Tiga Terdakwa Penyekapan dan Tindak Asusila Anak Dibawa Umur Divonis 11 Tahun Penjara

Jaksa Muhit Nur saat ditemui usai persidangan di PN Makassar. (Foto/illank)

Jaksa Muhit Nur saat ditemui usai persidangan di PN Makassar. (Foto/illank)

RAPORMERAH.CO, MAKASSAR – Tiga terdakwa penyekapan dan tindak asusila anak dibawa umur dijatuhi hukuman kurungan selama 11 tahun 6 bulan penjara oleh majelis hakim Pengadilan Negeri Makassar, Senin (8/7/2019).

Selain pidana kurungan penjara, ketiga terdakwa, Rahmat, Saleh dan Hendra harus membayar denda sebesar Rp 100 juta, namun, apabila Saleh dan Rahmat tidak membayar denda tersebut maka harus diganti dengan pidana penjara selama 10 bulan. Sedangkan, Hendra hanya subsidaer 6 bulan penjara.

“Hukuman dijatuhi majelis hakim tadi, 11 tahun 6 bulan penjara dan denda 100 juta, hanya berbeda pada subsidaer dendanya saja. Hendra subsidaer 6 bulan penjara, kalau untuk yang kedua terdakwa lainnya subsidaer 10 bulan penjara,” kata Jaksa Penuntut Umum, Muhit Nur saat ditemui usai persidangan.

Alasan majelis hakim meringankan subsidaer dari Hendra, terang Muhit sebab terdakwa sudah bertanggung jawab terhadap korban dengan menikahi korban yang dilangsungkan beberapa waktu lalu.

“Pasalnya sesuai yang didakwakan pasal 76 juncto pasal 81 UU perlindungan anak. Yang meringankan karna Hendra mau berdamai dengan korban. Dia menikahi korban sebelum digelar sidangnya,” ungkapnya.

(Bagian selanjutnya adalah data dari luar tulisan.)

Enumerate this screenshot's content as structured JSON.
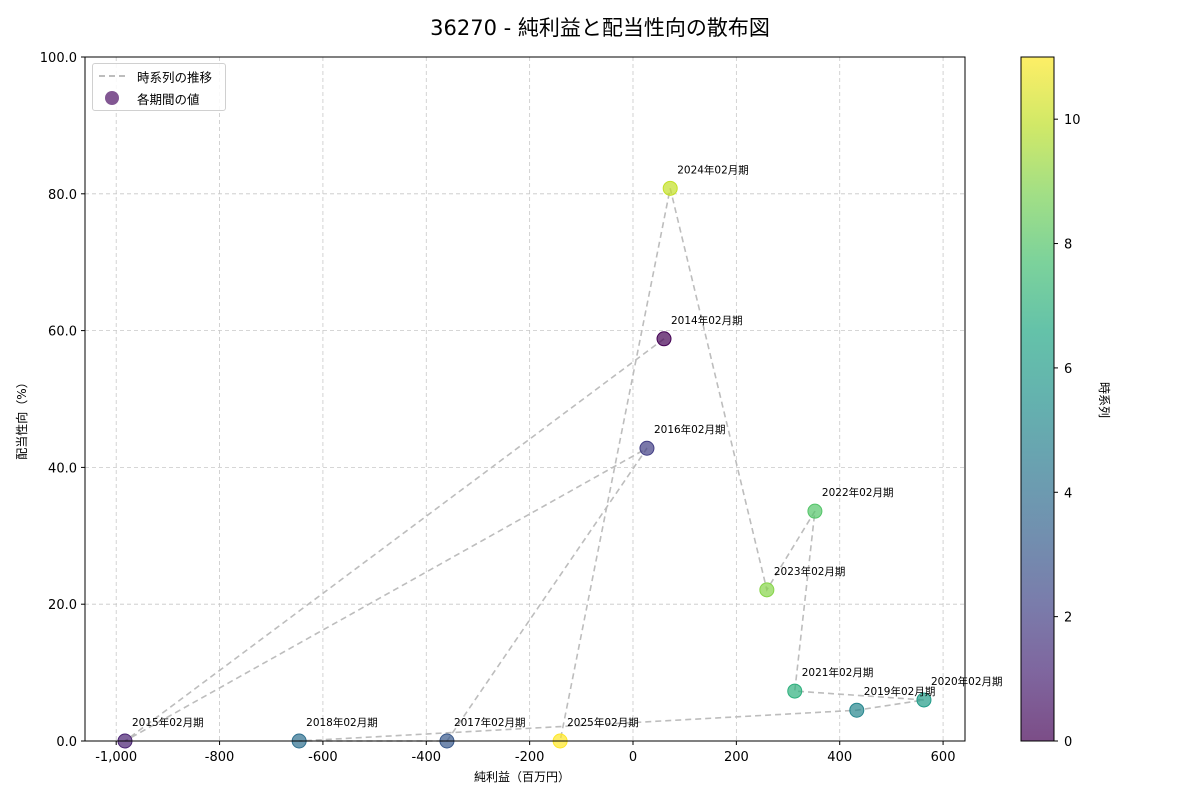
{
  "title": "36270 - 純利益と配当性向の散布図",
  "legend": {
    "line_label": "時系列の推移",
    "marker_label": "各期間の値"
  },
  "colorbar": {
    "label": "時系列",
    "ticks": [
      "0",
      "2",
      "4",
      "6",
      "8",
      "10"
    ]
  },
  "chart_data": {
    "type": "scatter",
    "title": "36270 - 純利益と配当性向の散布図",
    "xlabel": "純利益（百万円）",
    "ylabel": "配当性向（%）",
    "xlim": [
      -1050,
      640
    ],
    "ylim": [
      0,
      100
    ],
    "x_ticks": [
      "-1,000",
      "-800",
      "-600",
      "-400",
      "-200",
      "0",
      "200",
      "400",
      "600"
    ],
    "y_ticks": [
      "0.0",
      "20.0",
      "40.0",
      "60.0",
      "80.0",
      "100.0"
    ],
    "grid": true,
    "legend_position": "upper left",
    "colormap": "viridis",
    "colorbar_label": "時系列",
    "colorbar_range": [
      0,
      11
    ],
    "points": [
      {
        "label": "2014年02月期",
        "x": 60,
        "y": 58.8,
        "t": 0
      },
      {
        "label": "2015年02月期",
        "x": -983,
        "y": 0.0,
        "t": 1
      },
      {
        "label": "2016年02月期",
        "x": 27,
        "y": 42.8,
        "t": 2
      },
      {
        "label": "2017年02月期",
        "x": -360,
        "y": 0.0,
        "t": 3
      },
      {
        "label": "2018年02月期",
        "x": -646,
        "y": 0.0,
        "t": 4
      },
      {
        "label": "2019年02月期",
        "x": 433,
        "y": 4.5,
        "t": 5
      },
      {
        "label": "2020年02月期",
        "x": 563,
        "y": 6.0,
        "t": 6
      },
      {
        "label": "2021年02月期",
        "x": 313,
        "y": 7.3,
        "t": 7
      },
      {
        "label": "2022年02月期",
        "x": 352,
        "y": 33.6,
        "t": 8
      },
      {
        "label": "2023年02月期",
        "x": 259,
        "y": 22.1,
        "t": 9
      },
      {
        "label": "2024年02月期",
        "x": 72,
        "y": 80.8,
        "t": 10
      },
      {
        "label": "2025年02月期",
        "x": -141,
        "y": 0.0,
        "t": 11
      }
    ]
  }
}
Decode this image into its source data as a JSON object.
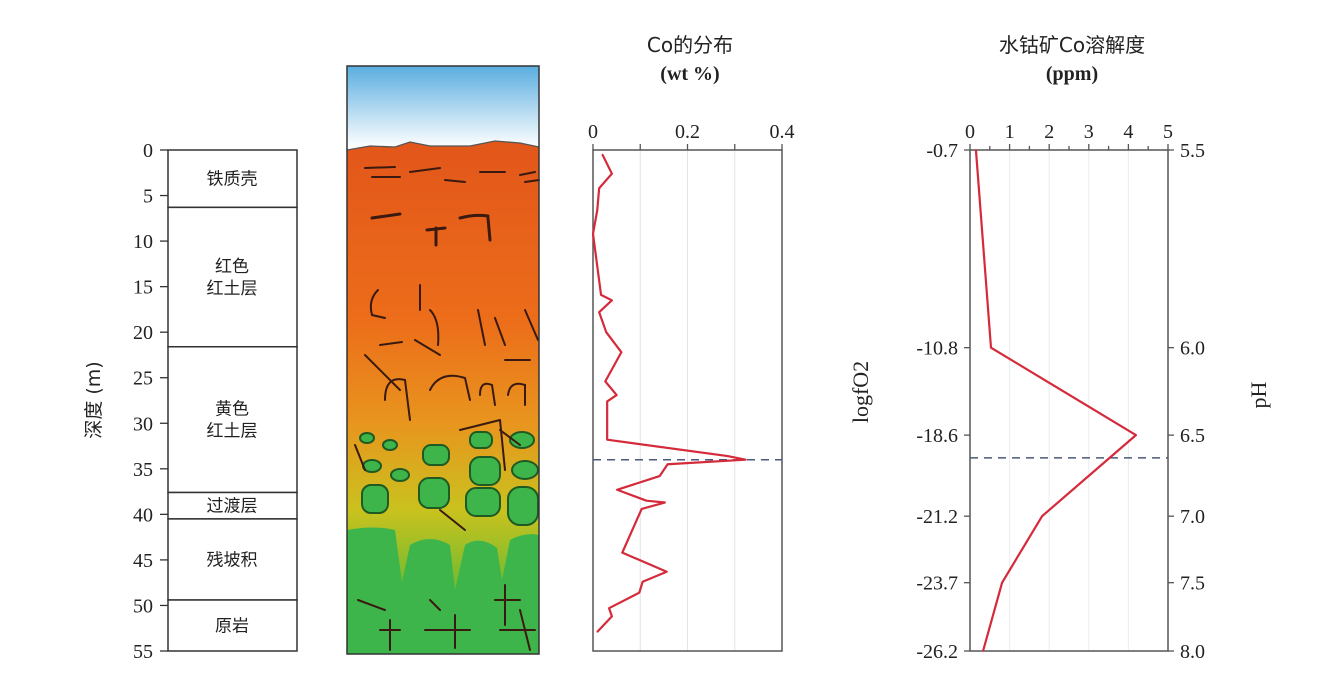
{
  "strat_column": {
    "depth_axis_label": "深度 (m)",
    "depth_ticks": [
      0,
      5,
      10,
      15,
      20,
      25,
      30,
      35,
      40,
      45,
      50,
      55
    ],
    "layers": [
      {
        "label": [
          "铁质壳"
        ],
        "top": 0,
        "bottom": 6.3
      },
      {
        "label": [
          "红色",
          "红土层"
        ],
        "top": 6.3,
        "bottom": 21.6
      },
      {
        "label": [
          "黄色",
          "红土层"
        ],
        "top": 21.6,
        "bottom": 37.6
      },
      {
        "label": [
          "过渡层"
        ],
        "top": 37.6,
        "bottom": 40.5
      },
      {
        "label": [
          "残坡积"
        ],
        "top": 40.5,
        "bottom": 49.4
      },
      {
        "label": [
          "原岩"
        ],
        "top": 49.4,
        "bottom": 55
      }
    ]
  },
  "profile_colors": {
    "sky": "#5aaee0",
    "top": "#e2561a",
    "middle": "#f08a1c",
    "lower": "#c9c21e",
    "bottom": "#3db54a"
  },
  "chart_data": [
    {
      "type": "line",
      "title": "Co的分布",
      "subtitle": "(wt %)",
      "xlim": [
        0,
        0.4
      ],
      "x_ticks": [
        "0",
        "0.2",
        "0.4"
      ],
      "ylim": [
        0,
        55
      ],
      "y_reversed": true,
      "grid": "vertical",
      "line_color": "#d42a3a",
      "reference_depth": 34.0,
      "points": [
        [
          0.02,
          0.5
        ],
        [
          0.04,
          2.6
        ],
        [
          0.013,
          4.2
        ],
        [
          0.009,
          6.6
        ],
        [
          0.0,
          9.2
        ],
        [
          0.017,
          15.9
        ],
        [
          0.04,
          16.5
        ],
        [
          0.013,
          17.8
        ],
        [
          0.028,
          20.0
        ],
        [
          0.06,
          22.2
        ],
        [
          0.026,
          25.4
        ],
        [
          0.05,
          26.9
        ],
        [
          0.03,
          27.6
        ],
        [
          0.03,
          31.8
        ],
        [
          0.285,
          33.6
        ],
        [
          0.323,
          34.0
        ],
        [
          0.158,
          34.5
        ],
        [
          0.141,
          35.8
        ],
        [
          0.051,
          37.3
        ],
        [
          0.113,
          38.5
        ],
        [
          0.152,
          38.7
        ],
        [
          0.103,
          39.4
        ],
        [
          0.062,
          44.2
        ],
        [
          0.156,
          46.3
        ],
        [
          0.105,
          47.4
        ],
        [
          0.098,
          48.6
        ],
        [
          0.034,
          50.3
        ],
        [
          0.04,
          51.2
        ],
        [
          0.009,
          52.9
        ]
      ]
    },
    {
      "type": "line",
      "title": "水钴矿Co溶解度",
      "subtitle": "(ppm)",
      "xlim": [
        0,
        5
      ],
      "x_ticks": [
        "0",
        "1",
        "2",
        "3",
        "4",
        "5"
      ],
      "ylim": [
        0,
        55
      ],
      "y_reversed": true,
      "grid": "vertical",
      "line_color": "#d42a3a",
      "reference_depth": 33.8,
      "left_axis_label": "logfO2",
      "right_axis_label": "pH",
      "levels": [
        {
          "depth": 0,
          "logfO2": "-0.7",
          "pH": "5.5",
          "solubility": 0.15
        },
        {
          "depth": 21.7,
          "logfO2": "-10.8",
          "pH": "6.0",
          "solubility": 0.53
        },
        {
          "depth": 31.3,
          "logfO2": "-18.6",
          "pH": "6.5",
          "solubility": 4.19
        },
        {
          "depth": 40.2,
          "logfO2": "-21.2",
          "pH": "7.0",
          "solubility": 1.82
        },
        {
          "depth": 47.5,
          "logfO2": "-23.7",
          "pH": "7.5",
          "solubility": 0.81
        },
        {
          "depth": 55,
          "logfO2": "-26.2",
          "pH": "8.0",
          "solubility": 0.33
        }
      ]
    }
  ]
}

Kendati demikian, Muhit mengaku belum menentukan sikap terkait vonis yang dijatuhkan majelis hakim. Sebab, sebelumnya pada sidang tuntutan jaksa menuntut terdakwa dengan hukuman penjara selama 12 tahun.

“Terkait vonis hakim saya masih fikir-fikir dan juga terdakwa juga masih fikir-fikir akan ajukan banding atau menerima putusan majelis hakim,” tutupnya.